Patrick Mercer MP, is absolutely right to call for a government enquiry into how al-Qaeda sympathisers, who had attended training camps in Pakistan, were recruited to the security services – and more importantly whether any similar infiltration attempts have gone undetected.
In their recruitment of new staff after the 7/7 London bombings the security services have been potentially vulnerable to infiltration because they appear to have used an inaccurate and far to narrow a definition of what an Islamist extremist actually is. No matter how rigorous the security services' vetting procedures have been, if their fundamental definition of what constitutes an extremist is wrong, then potentially at least, security may have been compromised and the organisation infiltrated.
Time after time following 9/11, 7/7 and later terrorist plots, government statements about ‘extremists’ clearly indicate that the government have meant ‘extreme’ in relation to what they have sometimes openly called ‘mainstream Islam’, rather than meaning ‘extreme’ in terms of the distance of these views from mainstream British values. This in turn has led to a frequently repeated assertion by government ministers and others that ‘Islam has nothing to do with terrorism’. The latter led to the government’s official narrative report on the 7/7 London bombings presenting the most extraordinary conclusion, namely that the security services simply didn’t know what motivated four British young men to commit a major terrorist atrocity in London.

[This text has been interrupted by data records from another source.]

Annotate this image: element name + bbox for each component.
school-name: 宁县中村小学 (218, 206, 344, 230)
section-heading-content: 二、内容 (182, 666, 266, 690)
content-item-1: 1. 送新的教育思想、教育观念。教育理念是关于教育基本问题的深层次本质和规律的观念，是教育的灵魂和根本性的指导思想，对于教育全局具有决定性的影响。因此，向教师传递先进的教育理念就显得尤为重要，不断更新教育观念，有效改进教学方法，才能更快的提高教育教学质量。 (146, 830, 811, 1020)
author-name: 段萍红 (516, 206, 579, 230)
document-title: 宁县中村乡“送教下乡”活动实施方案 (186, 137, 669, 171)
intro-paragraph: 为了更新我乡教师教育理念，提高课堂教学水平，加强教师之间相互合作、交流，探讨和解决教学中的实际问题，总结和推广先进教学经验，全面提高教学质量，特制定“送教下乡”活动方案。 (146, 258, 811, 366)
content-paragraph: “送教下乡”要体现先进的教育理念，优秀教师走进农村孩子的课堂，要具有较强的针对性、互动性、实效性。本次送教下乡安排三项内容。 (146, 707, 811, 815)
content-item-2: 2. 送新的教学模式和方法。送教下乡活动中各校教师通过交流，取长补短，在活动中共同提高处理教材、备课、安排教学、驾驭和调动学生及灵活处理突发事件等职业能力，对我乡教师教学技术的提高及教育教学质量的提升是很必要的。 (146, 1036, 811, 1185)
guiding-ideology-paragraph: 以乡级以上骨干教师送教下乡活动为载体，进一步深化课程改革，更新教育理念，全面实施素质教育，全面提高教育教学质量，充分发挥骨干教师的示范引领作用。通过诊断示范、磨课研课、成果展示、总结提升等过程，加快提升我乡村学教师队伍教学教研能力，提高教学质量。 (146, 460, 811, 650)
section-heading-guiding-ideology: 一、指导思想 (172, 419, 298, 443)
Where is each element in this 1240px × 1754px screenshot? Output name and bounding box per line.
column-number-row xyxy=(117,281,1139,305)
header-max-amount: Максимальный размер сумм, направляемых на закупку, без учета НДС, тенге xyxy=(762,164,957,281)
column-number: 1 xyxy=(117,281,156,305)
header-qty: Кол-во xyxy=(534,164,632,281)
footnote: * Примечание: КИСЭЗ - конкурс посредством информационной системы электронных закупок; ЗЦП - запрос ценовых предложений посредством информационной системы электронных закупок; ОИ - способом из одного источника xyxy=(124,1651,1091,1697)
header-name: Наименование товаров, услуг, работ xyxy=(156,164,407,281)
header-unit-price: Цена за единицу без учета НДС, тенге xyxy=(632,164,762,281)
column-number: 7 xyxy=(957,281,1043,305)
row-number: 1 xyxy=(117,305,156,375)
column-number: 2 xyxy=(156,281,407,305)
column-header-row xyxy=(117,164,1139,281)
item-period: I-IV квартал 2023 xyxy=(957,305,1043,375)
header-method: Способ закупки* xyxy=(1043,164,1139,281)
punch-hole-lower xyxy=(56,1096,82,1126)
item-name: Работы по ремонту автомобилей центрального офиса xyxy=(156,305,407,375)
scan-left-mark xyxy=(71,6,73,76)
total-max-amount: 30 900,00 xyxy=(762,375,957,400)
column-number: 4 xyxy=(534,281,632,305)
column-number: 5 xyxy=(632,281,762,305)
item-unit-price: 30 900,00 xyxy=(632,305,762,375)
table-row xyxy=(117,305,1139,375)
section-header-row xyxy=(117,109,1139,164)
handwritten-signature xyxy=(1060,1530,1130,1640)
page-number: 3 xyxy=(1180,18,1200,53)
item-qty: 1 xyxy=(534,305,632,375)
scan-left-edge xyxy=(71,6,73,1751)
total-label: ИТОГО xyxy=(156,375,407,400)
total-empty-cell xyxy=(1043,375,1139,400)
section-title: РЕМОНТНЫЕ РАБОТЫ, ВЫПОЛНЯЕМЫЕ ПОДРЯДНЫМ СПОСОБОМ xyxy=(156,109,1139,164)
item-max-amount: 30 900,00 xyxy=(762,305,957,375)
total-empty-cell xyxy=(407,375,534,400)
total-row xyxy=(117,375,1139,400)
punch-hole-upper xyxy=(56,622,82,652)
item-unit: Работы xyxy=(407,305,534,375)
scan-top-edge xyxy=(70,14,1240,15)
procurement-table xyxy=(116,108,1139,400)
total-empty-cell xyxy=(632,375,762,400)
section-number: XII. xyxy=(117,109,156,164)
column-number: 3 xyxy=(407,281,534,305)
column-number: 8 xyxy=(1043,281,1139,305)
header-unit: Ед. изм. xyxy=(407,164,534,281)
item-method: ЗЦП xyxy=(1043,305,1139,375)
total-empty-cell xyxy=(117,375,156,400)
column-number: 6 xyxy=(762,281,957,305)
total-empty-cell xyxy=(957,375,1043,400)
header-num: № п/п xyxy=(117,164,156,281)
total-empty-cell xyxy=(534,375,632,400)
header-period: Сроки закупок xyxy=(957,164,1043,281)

This was a conclusion that frankly shocked a number of us who had undertaken detailed academic study of Islam and pointed to a dangerous unawareness of the way the Qur’an and Hadith have been interpreted since the earliest times of Islamic history. Since its earliest days Islam has had a very strong doctrine of political domination of non Muslims i.e. imposing Islamic government and law on them, which is to be achieved by means of military jihad where non Muslims refuse to submit to it. (See for example Q9:29, which urges Muslims to fight those who do not believe in Islam until they submit and pay the jizya tax imposed on non Muslims in an Islamic state, a text which is interpreted in both classical i.e. medieval, Islamic commentaries and by modern Islamist writers such as Mawdudi as being a command to either engage in or support military jihad to impose Islamic government). Had the security services understood that this teaching is deeply embedded in Islamic history and theology, they would not have been at a loss to understand what motivated four British young men to bomb London in the summer of 2005. Of course, it must also be said that throughout Islamic history many other Muslims have instead emphasised a range of much more peaceful and devotional interpretations of Islam. These include the vast majority of British Muslims who have family origins in the Indian subcontinent. There, following the failure of military jihad against the British in 1856 (aka ‘the Indian mutiny’), Indian ulema (Islamic leaders) made a conscious decision to abandon jihad and instead concentrate on the devotional aspects of Islam. This stance led to a longstanding tradition of peaceful, devotional Islam among British Muslims, until the radicalisation of a significant minority of Muslim youth following the Rushdie affair.
The existence of these twin paths throughout Islamic history, both the violent and the peaceful, means that one can be well within the bounds of historical ‘mainstream Islam’ and still advocate support for violent jihad against non Muslims. So, when the government and the security services have defined Islamic extremists as people who are ‘extreme’ or even ‘deviant’ from ‘mainstream’ Islamic teaching – then their very definition of ‘extremism’ potentially excludes a significant number of those who claim that they only follow ‘mainstream Islam’ as taught in major Islamic centres such as Saudi Arabia and Egypt etc.
Consequently, when after the 7/7 London bombings the security services actively sought to recruit intelligence officers from among young people in the British Muslim community, they had a huge potential security blindspot. Basically, if the security services’ fundamental definition of what constitutes an Islamist extremist was flawed, as the official report into the 7/7 London bombings suggests that it was, then no matter how rigorous the vetting procedures may have been, there is a real possibility that Britain’s security services may well have been infiltrated by Islamists.
That is why these 6 cases highlighted by Patrick Mercer are likely to have occurred. It is also the most likely reason why in 2007 8 police officers and civilian staff working for the Met and other forces were discovered by MI5 to have suspected links to Islamist extremist groups.
This is why it is so absolutely important that the government investigation Patrick Mercer has called for, into potential infiltration of the security services, does actually happen. The Home Secretary MUST instigate an immediate enquiry and it must not only investigate whether infiltration has happened, it must also investigate why it has happened.